28 de May de 2026 Publicado | Traducido del español

O colapso de um domo de polímero destinado ao sequestro de carbono durante uma tempestade levanta questões críticas sobre a interação entre pressão interna e cargas eólicas. A reconstrução digital do estado anterior por meio de fotogrametria com Pix4Dmapper, combinada com simulações no Ansys CFX, permite isolar o erro de pressão como causa raiz. Este caso demonstra como a fusão de dados métricos e dinâmica dos fluidos computacional (CFD) supera os métodos tradicionais de inspeção visual, oferecendo um diagnóstico quantitativo da falha estrutural.
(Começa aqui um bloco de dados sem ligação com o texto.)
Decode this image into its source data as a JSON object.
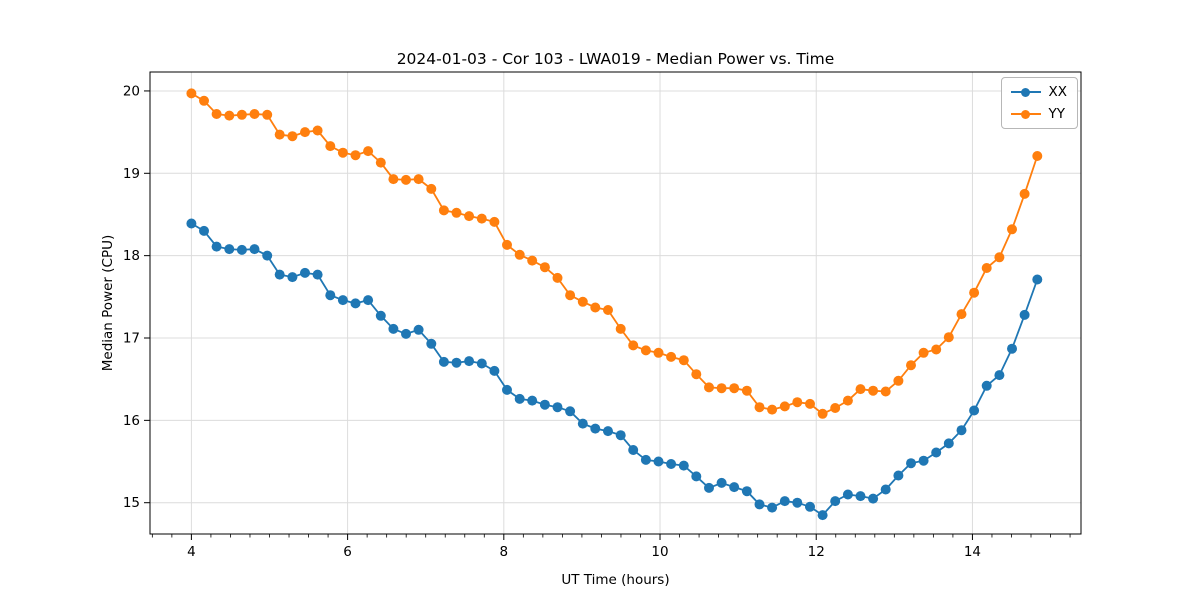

Reconstrução digital de domo de CO2 colapsado com análise CFD de pressão e vento

Reconstrução forense: do modelo digital à análise de pressões 🔍

O processo forense inicia-se com a captura de imagens do domo colapsado e seu entorno. O Pix4Dmapper processa essas tomadas para gerar uma nuvem de pontos densa e um modelo de malha tridimensional que reflete a geometria deformada pós-colapso. Com base nisso, extrapola-se a forma ideal anterior ao sinistro utilizando ferramentas paramétricas no Rhino e Grasshopper, ajustando a curvatura e tensão superficial do polímero. Este modelo ideal é importado para o Ansys CFX, onde se simula o cenário de tempestade com ventos laterais. Ao comparar a distribuição de pressão interna calculada com os valores de projeto, identifica-se uma subpressão localizada na zona de barlavento, o que provocou a instabilidade estrutural e o colapso. Diferentemente de uma inspeção ocular, que apenas detectaria danos visíveis, este fluxo de trabalho revela a causa mecânica exata.

Lições para sistemas infláveis de captura de carbono 💨

Este caso sublinha a necessidade de integrar sensores de pressão em tempo real em estruturas infláveis para sequestro de CO2. A fotogrametria e a CFD não apenas validam hipóteses de colapso, mas permitem redesenhar os sistemas de ancoragem e os protocolos de pressurização para tempestades. Os métodos tradicionais, como as revisões periódicas com drones, falham ao não quantificar a interação fluido-estrutura. Adotar esta abordagem forense digital é chave para evitar futuras falhas e garantir a viabilidade dessas instalações em ambientes climáticos adversos.

Poderia a integração de dados de vento em tempo real dentro dos modelos CFD ter antecipado a fadiga estrutural do domo de polímero e evitado seu colapso durante a tempestade?

(PS: Simular um colapso é fácil. O difícil é que o programa não trave.)